Current Projects

Fertile Ground Advocacy Campaign / Policy Innovation Fund

In early 2019, the Shakopee Mdewakanton Sioux Community (SMSC) and American Heart Association (AHA) announced a $1.6 million funding initiative to support Native American nutrition and health advocacy. The Policy Innovation Fund is a continuation of the SMSC and AHA’s partnership to promote Native-led dietary health advocacy, which first began in 2015. First Nations Development Institute (First Nations) and the American Indian Cancer Foundation are partners with the SMSC and AHA. First Nations administers grants and the American Indian Cancer Foundation provides technical assistance.

The Policy Innovation Fund was developed to directly support grantmaking for Native nutrition and health policy work. First Nations administers the Policy Innovation Fund’s grantmaking through the Fertile Ground Advocacy Campaign. As such, First Nations conducted the first of two national solicitations for grant proposals in 2019. The grants are awarded through a competitive process to tribes and Native-led organizations to support innovative projects designed to improve nutrition and health policy systems at the tribal, local, state and national levels.

2019 Grantees

California Indian Museum & Cultural Center (Santa Rosa, California): $81,667

The Ma Pʰidin: Protecting Our Ground project serves Native people of all ages from 24 Pomo and Miwok tribes in Sonoma, Lake and Mendocino counties in Northern California. These tribes have limited access to traditional food resources, so the project will focus on removing barriers to access, such as updating county park codes, which currently prohibit gathering food. The project also includes conducting a community assessment, engaging stakeholders and developing recommendations to ensure tribal and county leaders can address barriers and improve nutrition and health.

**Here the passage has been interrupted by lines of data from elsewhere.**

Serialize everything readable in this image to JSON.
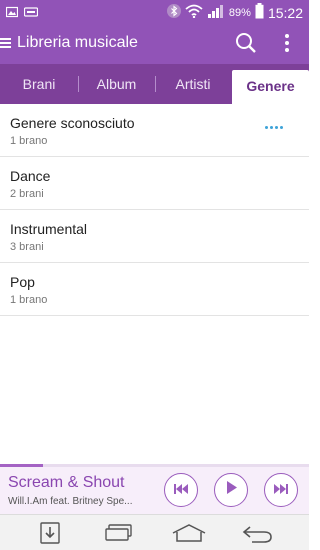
{
  "status_bar": {
    "battery": "89%",
    "time": "15:22"
  },
  "app_bar": {
    "title": "Libreria musicale"
  },
  "tabs": [
    {
      "label": "Brani",
      "active": false
    },
    {
      "label": "Album",
      "active": false
    },
    {
      "label": "Artisti",
      "active": false
    },
    {
      "label": "Genere",
      "active": true
    }
  ],
  "genres": [
    {
      "name": "Genere sconosciuto",
      "count": "1 brano"
    },
    {
      "name": "Dance",
      "count": "2 brani"
    },
    {
      "name": "Instrumental",
      "count": "3 brani"
    },
    {
      "name": "Pop",
      "count": "1 brano"
    }
  ],
  "player": {
    "song": "Scream & Shout",
    "artist": "Will.I.Am feat. Britney Spe...",
    "progress": 0.14
  },
  "colors": {
    "accent": "#9153b7",
    "tab_bar": "#7d4099",
    "link_dots": "#3ea3d8"
  }
}
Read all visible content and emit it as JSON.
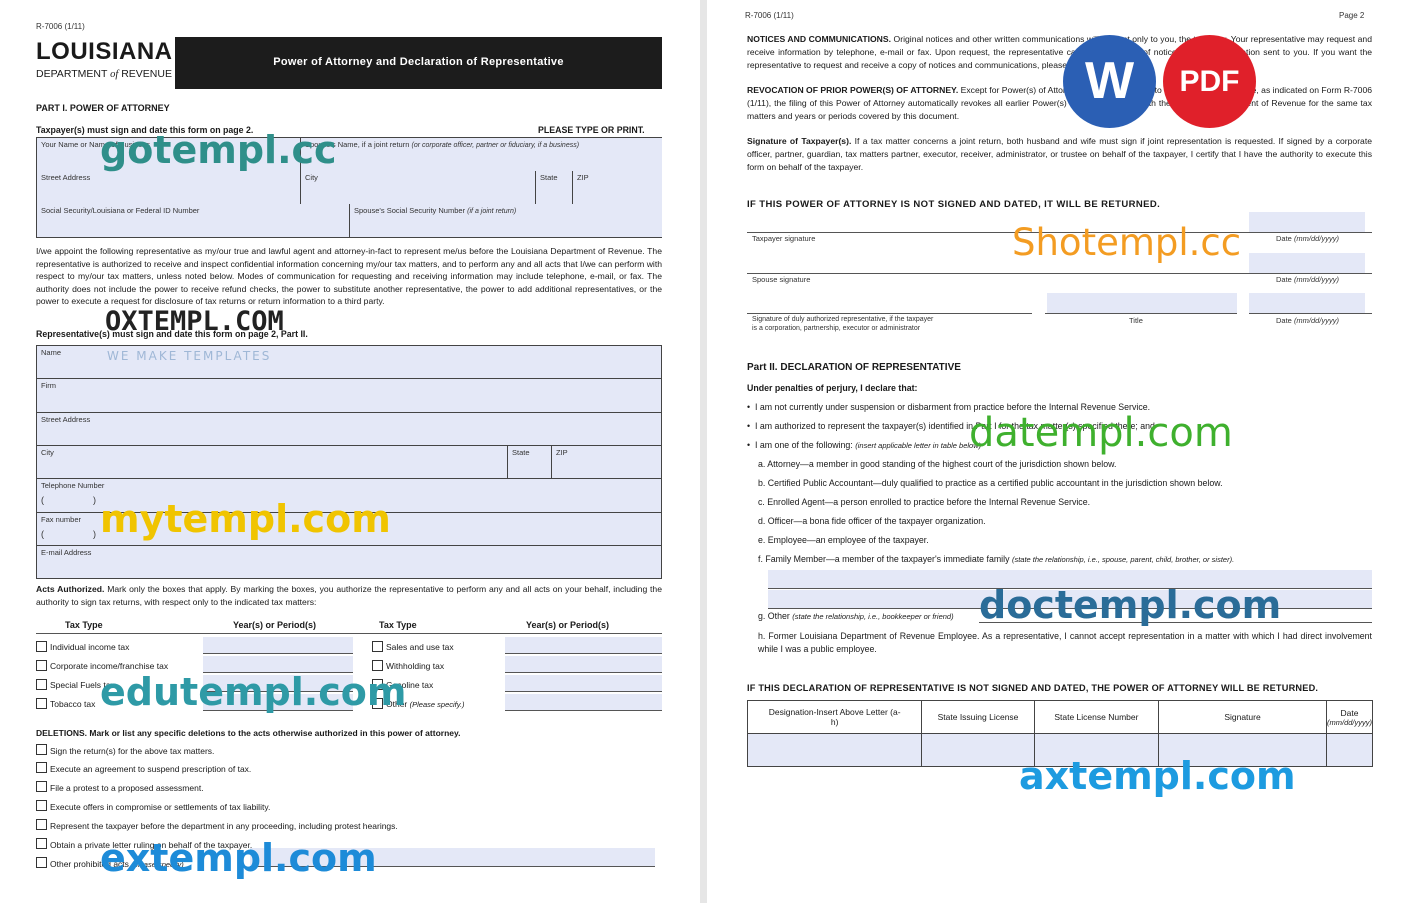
{
  "form_id": "R-7006 (1/11)",
  "page2_label": "Page 2",
  "logo": {
    "line1": "LOUISIANA",
    "line2a": "DEPARTMENT",
    "line2b": "of",
    "line2c": "REVENUE"
  },
  "form_title": "Power of Attorney and Declaration of Representative",
  "part1": {
    "heading": "PART I. POWER OF ATTORNEY",
    "taxpayer_note": "Taxpayer(s) must sign and date this form on page 2.",
    "type_note": "PLEASE TYPE OR PRINT.",
    "your_name": "Your Name or Name of Business",
    "spouse_name": "Spouse's Name, if a joint return",
    "spouse_name_hint": "(or corporate officer, partner or fiduciary, if a business)",
    "street_address": "Street Address",
    "city": "City",
    "state": "State",
    "zip": "ZIP",
    "ssn": "Social Security/Louisiana or Federal ID Number",
    "spouse_ssn": "Spouse's Social Security Number",
    "spouse_ssn_hint": "(if a joint return)",
    "appoint_text": "I/we appoint the following representative as my/our true and lawful agent and attorney-in-fact to represent me/us before the Louisiana Department of Revenue. The representative is authorized to receive and inspect confidential information concerning my/our tax matters, and to perform any and all acts that I/we can perform with respect to my/our tax matters, unless noted below. Modes of communication for requesting and receiving information may include telephone, e-mail, or fax. The authority does not include the power to receive refund checks, the power to substitute another representative, the power to add additional representatives, or the power to execute a request for disclosure of tax returns or return information to a third party.",
    "rep_note": "Representative(s) must sign and date this form on page 2, Part II.",
    "rep_fields": {
      "name": "Name",
      "firm": "Firm",
      "street": "Street Address",
      "city": "City",
      "state": "State",
      "zip": "ZIP",
      "telephone": "Telephone Number",
      "fax": "Fax number",
      "email": "E-mail Address",
      "paren_open": "(",
      "paren_close": ")"
    },
    "acts_text_bold": "Acts Authorized.",
    "acts_text": "Mark only the boxes that apply. By marking the boxes, you authorize the representative to perform any and all acts on your behalf, including the authority to sign tax returns, with respect only to the indicated tax matters:",
    "tax_type_header": "Tax Type",
    "years_header": "Year(s) or Period(s)",
    "tax_left": [
      "Individual income tax",
      "Corporate income/franchise tax",
      "Special Fuels tax",
      "Tobacco tax"
    ],
    "tax_right": [
      "Sales and use tax",
      "Withholding tax",
      "Gasoline tax",
      "Other"
    ],
    "other_hint": "(Please specify.)",
    "deletions_heading": "DELETIONS. Mark or list any specific deletions to the acts otherwise authorized in this power of attorney.",
    "deletions": [
      "Sign the return(s) for the above tax matters.",
      "Execute an agreement to suspend prescription of tax.",
      "File a protest to a proposed assessment.",
      "Execute offers in compromise or settlements of tax liability.",
      "Represent the taxpayer before the department in any proceeding, including protest hearings.",
      "Obtain a private letter ruling on behalf of the taxpayer.",
      "Other prohibited acts"
    ],
    "deletions_other_hint": "(please specify)"
  },
  "page2": {
    "notices_bold": "NOTICES AND COMMUNICATIONS.",
    "notices_text": "Original notices and other written communications will be sent only to you, the taxpayer. Your representative may request and receive information by telephone, e-mail or fax. Upon request, the representative can receive copies of notices and communication sent to you. If you want the representative to request and receive a copy of notices and communications, please specify.",
    "revocation_bold": "REVOCATION OF PRIOR POWER(S) OF ATTORNEY.",
    "revocation_text": "Except for Power(s) of Attorney previously granted to the same representative, as indicated on Form R-7006 (1/11), the filing of this Power of Attorney automatically revokes all earlier Power(s) of Attorney on file with the Louisiana Department of Revenue for the same tax matters and years or periods covered by this document.",
    "signature_bold": "Signature of Taxpayer(s).",
    "signature_text": "If a tax matter concerns a joint return, both husband and wife must sign if joint representation is requested. If signed by a corporate officer, partner, guardian, tax matters partner, executor, receiver, administrator, or trustee on behalf of the taxpayer, I certify that I have the authority to execute this form on behalf of the taxpayer.",
    "not_signed_warning": "IF THIS POWER OF ATTORNEY IS NOT SIGNED AND DATED, IT WILL BE RETURNED.",
    "taxpayer_signature": "Taxpayer signature",
    "spouse_signature": "Spouse signature",
    "authorized_rep_signature_1": "Signature of duly authorized representative, if the taxpayer",
    "authorized_rep_signature_2": "is a corporation, partnership, executor or administrator",
    "title_label": "Title",
    "date_label": "Date",
    "date_hint": "(mm/dd/yyyy)",
    "part2_heading": "Part II. DECLARATION OF REPRESENTATIVE",
    "perjury": "Under penalties of perjury, I declare that:",
    "bullets": [
      "I am not currently under suspension or disbarment from practice before the Internal Revenue Service.",
      "I am authorized to represent the taxpayer(s) identified in Part I for the tax matter(s) specified there; and",
      "I am one of the following:"
    ],
    "bullet3_hint": "(insert applicable letter in table below)",
    "letters": [
      "a. Attorney—a member in good standing of the highest court of the jurisdiction shown below.",
      "b. Certified Public Accountant—duly qualified to practice as a certified public accountant in the jurisdiction shown below.",
      "c. Enrolled Agent—a person enrolled to practice before the Internal Revenue Service.",
      "d. Officer—a bona fide officer of the taxpayer organization.",
      "e. Employee—an employee of the taxpayer."
    ],
    "letter_f": "f. Family Member—a member of the taxpayer's immediate family",
    "letter_f_hint": "(state the relationship, i.e., spouse, parent, child, brother, or sister).",
    "letter_g": "g. Other",
    "letter_g_hint": "(state the relationship, i.e., bookkeeper or friend)",
    "letter_h": "h. Former Louisiana Department of Revenue Employee. As a representative, I cannot accept representation in a matter with which I had direct involvement while I was a public employee.",
    "decl_warning": "IF THIS DECLARATION OF REPRESENTATIVE IS NOT SIGNED AND DATED, THE POWER OF ATTORNEY WILL BE RETURNED.",
    "table_headers": [
      "Designation-Insert Above Letter (a-h)",
      "State Issuing License",
      "State License Number",
      "Signature",
      "Date"
    ],
    "table_date_hint": "(mm/dd/yyyy)"
  },
  "watermarks": {
    "gotempl": "gotempl.cc",
    "oxtempl": "OXTEMPL.COM",
    "oxtempl_sub": "WE MAKE TEMPLATES",
    "mytempl": "mytempl.com",
    "edutempl": "edutempl.com",
    "extempl": "extempl.com",
    "shotempl": "Shotempl.cc",
    "datempl": "datempl.com",
    "doctempl": "doctempl.com",
    "axtempl": "axtempl.com",
    "badge_w": "W",
    "badge_pdf": "PDF"
  },
  "colors": {
    "title_bar": "#1c1c1c",
    "field_fill": "#e4e8f7",
    "word_blue": "#2b5fb4",
    "pdf_red": "#e0202a"
  }
}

Karuk Tribe (Happy Camp, California): $81,667

The Yav Pananu’avaha: Karuk Tribe’s Our Good Food project supports developing, advocating and implementing policies that promote tribal food sovereignty. Our Good Food will improve access to Native foods for community members and food-service programs; promote healthy choices for K-12 students through Native health lessons and a youth-led food sovereignty campaign; and encourage comprehensive implementation of the Karuk Tribe Food Policy in all tribal events. The project also will advocate for changes to school, summer, community and elder food-service programs and finalizing the tribe’s food sovereignty policy through research and community engagement.

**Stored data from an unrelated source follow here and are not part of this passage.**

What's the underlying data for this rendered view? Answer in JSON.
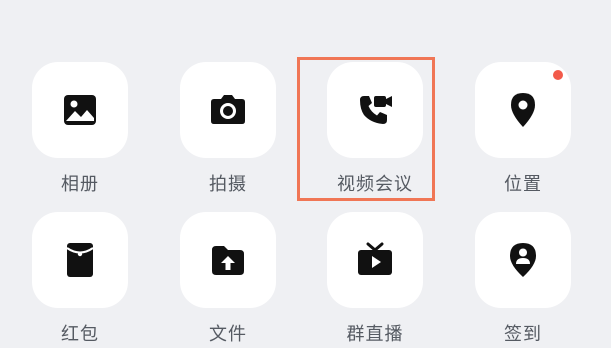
{
  "grid": {
    "items": [
      {
        "label": "相册",
        "icon": "photo-album-icon",
        "badge": false
      },
      {
        "label": "拍摄",
        "icon": "camera-icon",
        "badge": false
      },
      {
        "label": "视频会议",
        "icon": "video-call-icon",
        "badge": false,
        "highlighted": true
      },
      {
        "label": "位置",
        "icon": "location-pin-icon",
        "badge": true
      },
      {
        "label": "红包",
        "icon": "red-envelope-icon",
        "badge": false
      },
      {
        "label": "文件",
        "icon": "file-upload-icon",
        "badge": false
      },
      {
        "label": "群直播",
        "icon": "live-tv-icon",
        "badge": false
      },
      {
        "label": "签到",
        "icon": "check-in-icon",
        "badge": false
      }
    ]
  },
  "colors": {
    "background": "#eff0f3",
    "tile": "#ffffff",
    "icon": "#111111",
    "label": "#555a62",
    "badge": "#f25a4a",
    "highlight": "#f07655"
  }
}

Port Gamble S'Klallam Foundation (Kingston, Washington): $80,000

The Port Gamble S’Klallam Shellfish Grow-Out Expansion Project will focus on ways to sustain and expand natural shellfish resources for a healthy traditional diet of the S’Klallam tribal community. The project will develop shellfish aquaculture policy, conduct community outreach focused on sustaining shellfish populations for community subsistence and later expand the shellfish population for commercial production.